How to Lead a Successful Spinoff
Associations can often struggle to launch a foundation or sister organization. One persevered by sticking to its vision.
Every association that launches a foundation does so with good intentions. Perhaps the idea is to serve charitable goals, such as providing scholarships or conducting public outreach.
But the process can be fraught with complications. People might confuse the mission and goals of the two groups; members of the association, often the target of the sister foundation’s fundraising efforts, might come to resent being dunned to open their wallets beyond their dues and event fees.
Jane Balek has seen those challenges firsthand, running foundations at the National Association for Music Education and the School Nutrition Association. Since 2018, she’s served as executive director at Think About Your Eyes (TAYE), a spinoff of the Vision Council that’s designed to encourage people to get eye exams. It’s been remarkably successful: Balek says the organization attributes 11 million eye exams since 2014 to its efforts, with 300,000 people searching its database of eye doctors so far this year.
But that doesn’t happen in a vacuum. Balek shared a four tips on what gets a spinoff foundation running well.
Put strategy first. “The organizations that are thoughtful about how a foundation fits into their overall strategic plan are the ones that are successful,” she says. “The organizations that establish a spinoff because they think it’s the right thing to do or they think they should do it—it never works out great.
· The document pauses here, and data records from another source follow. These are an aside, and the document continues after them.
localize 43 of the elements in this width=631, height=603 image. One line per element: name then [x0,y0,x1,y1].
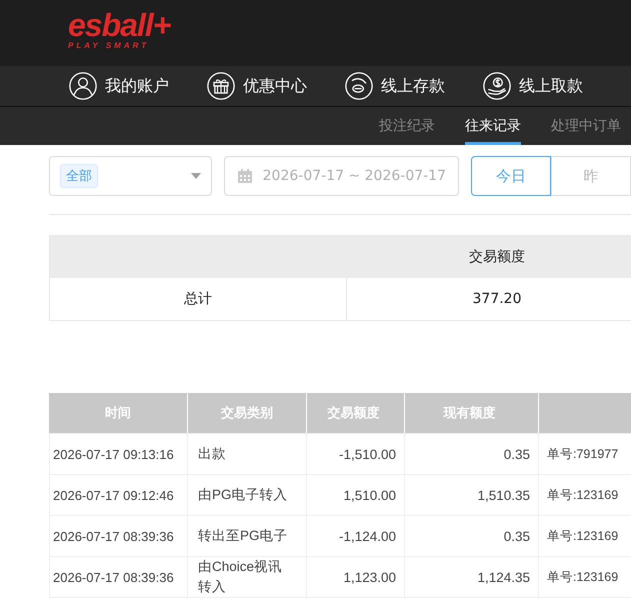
caret-icon [190,173,201,179]
table-cell-text: 377.20 [472,291,522,307]
table-cell: 总计 [50,278,347,320]
record-tab[interactable]: 处理中订单 [551,107,621,142]
table-cell: 2026-07-17 08:39:36 [49,516,187,556]
record-tab[interactable]: 投注纪录 [379,107,435,142]
hand-dollar-icon [483,72,511,100]
table-cell: -1,124.00 [306,516,404,556]
table-cell: 0.35 [404,516,538,556]
record-tab[interactable]: 往来记录 [465,107,521,145]
date-button[interactable]: 今日 [471,156,551,196]
table-cell: 出款 [187,434,306,474]
table-cell: 由PG电子转入 [187,475,306,515]
table-cell: 0.35 [404,434,538,474]
category-select[interactable]: 全部 [49,156,212,196]
person-icon [69,72,97,100]
table-cell: 1,510.35 [404,475,538,515]
date-range-value: 2026-07-17 ~ 2026-07-17 [262,168,446,184]
table-cell: 单号:791977 [538,434,631,474]
column-header: 交易额度 [468,248,526,266]
nav-item[interactable]: 我的账户 [69,72,169,100]
nav-item[interactable]: 线上存款 [345,72,445,100]
selected-tag: 全部 [60,164,98,188]
gift-icon [207,72,235,100]
logo-text[interactable]: esball+ [68,8,170,40]
table-cell: 1,124.35 [404,557,538,597]
table-cell: 2026-07-17 08:39:36 [49,557,187,597]
table-cell: 单号:123169 [538,557,631,597]
table-cell: 2026-07-17 09:13:16 [49,434,187,474]
nav-item[interactable]: 线上取款 [483,72,583,100]
hand-coin-icon [345,72,373,100]
table-cell: -1,510.00 [306,434,404,474]
table-cell: 由Choice视讯转入 [187,557,306,597]
table-cell: 2026-07-17 09:12:46 [49,475,187,515]
table-cell: 转出至PG电子 [187,516,306,556]
table-cell: 1,123.00 [306,557,404,597]
logo-tagline: PLAY SMART [68,40,150,50]
nav-item[interactable]: 优惠中心 [207,72,307,100]
table-cell: 单号:123169 [538,516,631,556]
date-range-field[interactable]: 2026-07-17 ~ 2026-07-17 [224,156,459,196]
table-cell: 1,510.00 [306,475,404,515]
calendar-icon [236,168,253,184]
table-cell: 单号:123169 [538,475,631,515]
Like any other startup, it requires resources, coordination, and an articulation of how its mission or purpose actually serves the greater mission of the organization.”
Consider an alternative structure. TAYE’s mission to promote eye health supports the members of the Vision Council, a trade association that represents manufacturers in the optical industry. But TAYE’s structure also helps—it’s not a separate nonprofit but an organization under the Vision Council’s umbrella. So instead of a separate board it has an advisory council, which is a “huge, huge advantage,” Balek says.
Think multiple revenue streams. The Vision Council is the main funder of Think About Your Eyes, which relieves some of the pressure to constantly fund-raise that many association foundations face. But the effort is also supported by contributions by Vision Council member companies, which consider them “part of their marketing budget,” Balek says. “These are not charitable donations but it’s actually a marketing initiative for them.”
Expect some friction. Companies participate in TAYE under the sensibility that a rising tide lifts all boats: More eye exams means more business for the entire vision industry and the products it uses. But Balek notes that TAYE’s supporters are often direct competitors with distinct marketing goals, and some of the large contributors may resent smaller companies that contribute less while still reaping the benefits. In such cases, open conversations that focus on mission are important. With the help of a consultant, TAYE recently assembled a task force to talk about concerns and emphasize the shared mission.
That required a lot of face time, she says, but it got results. “We’ve made some changes in the way that we’ve run our advisory board meetings. We’ve made some changes in a way we engage people. And we developed a relationship with the industry through face-to-face conversations. We said, ‘This is what this campaign is, you’re a leader in the industry, you have to be part of it.’”
Promoting a culture within TAYE that promoted the value of a shared partnership, not just marketing benefits, has been key to its success, Balek says. “One of our board members said this in a meeting and it really stuck with me: She said, ‘We are leaders in the industry and this is what leaders do.’ And that, to me, is the sentiment around that table.”